Key Take-Home Points

• Rocky shores are natural laboratories: small, sessile, slow fauna → elegant field manipulations.

• Upper distribution limits largely physical; lower limits usually biological (competition, predation).

• Diversity peaks at intermediate disturbance/predation; too little or too much reduces heterogeneity.

• Patch size, disturbance frequency, larval supply & consumer mobility jointly determine succession & alternative stable states.

• Experiments must control for artifacts (e.g. shading by cages).

• Temperature shifts (seasonal or climatic) can rapidly alter consumer behaviour and thus community structure.

Glossary

• Recruitment – settlement & survival of larvae to benthic life stage.

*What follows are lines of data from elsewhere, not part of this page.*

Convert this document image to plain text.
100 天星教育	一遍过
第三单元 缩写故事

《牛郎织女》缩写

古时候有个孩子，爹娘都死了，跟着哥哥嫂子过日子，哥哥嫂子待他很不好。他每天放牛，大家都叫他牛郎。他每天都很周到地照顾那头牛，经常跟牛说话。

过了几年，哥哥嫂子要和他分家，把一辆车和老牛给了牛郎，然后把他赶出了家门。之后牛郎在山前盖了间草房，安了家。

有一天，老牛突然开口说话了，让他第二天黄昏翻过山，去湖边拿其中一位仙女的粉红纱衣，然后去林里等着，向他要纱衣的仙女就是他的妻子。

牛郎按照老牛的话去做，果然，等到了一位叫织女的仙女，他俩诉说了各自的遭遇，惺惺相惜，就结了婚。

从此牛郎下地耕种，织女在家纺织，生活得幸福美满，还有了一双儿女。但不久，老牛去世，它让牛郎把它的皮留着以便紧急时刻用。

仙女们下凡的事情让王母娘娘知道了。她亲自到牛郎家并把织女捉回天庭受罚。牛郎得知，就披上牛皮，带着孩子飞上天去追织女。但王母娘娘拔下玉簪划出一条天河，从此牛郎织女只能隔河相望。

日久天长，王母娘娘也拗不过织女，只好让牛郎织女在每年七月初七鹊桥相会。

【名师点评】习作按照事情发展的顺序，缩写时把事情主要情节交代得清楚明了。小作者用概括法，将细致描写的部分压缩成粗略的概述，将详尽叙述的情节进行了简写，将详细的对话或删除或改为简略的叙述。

• Gregarious settlement – mass larval settlement event.

• Monoculture – area dominated by one species.

• Keystone predator – consumer with outsized community impact.

• Alternative Stable State – distinct community configuration that persists until substantial disturbance.

Classic References for Deep Dive

• Connell, J. H. (1961) – Barnacle zonation & competition.

• Underwood, A. J. (1980, 1981) – Ulva upper-shore limitation experiments.

• Paine, R. T. (1966, 1974) – Pisaster keystone predation.

• Dayton, P. K. (1971); Menge & Sutherland (1987).

• Sousa, W. P. (1984) – Disturbance & patch dynamics.

• Sanford, E. (1999) – Upwelling, temperature & Pisaster feeding rates.

“Every major idea in community ecology has been tested – and often discovered – on a rocky shore.”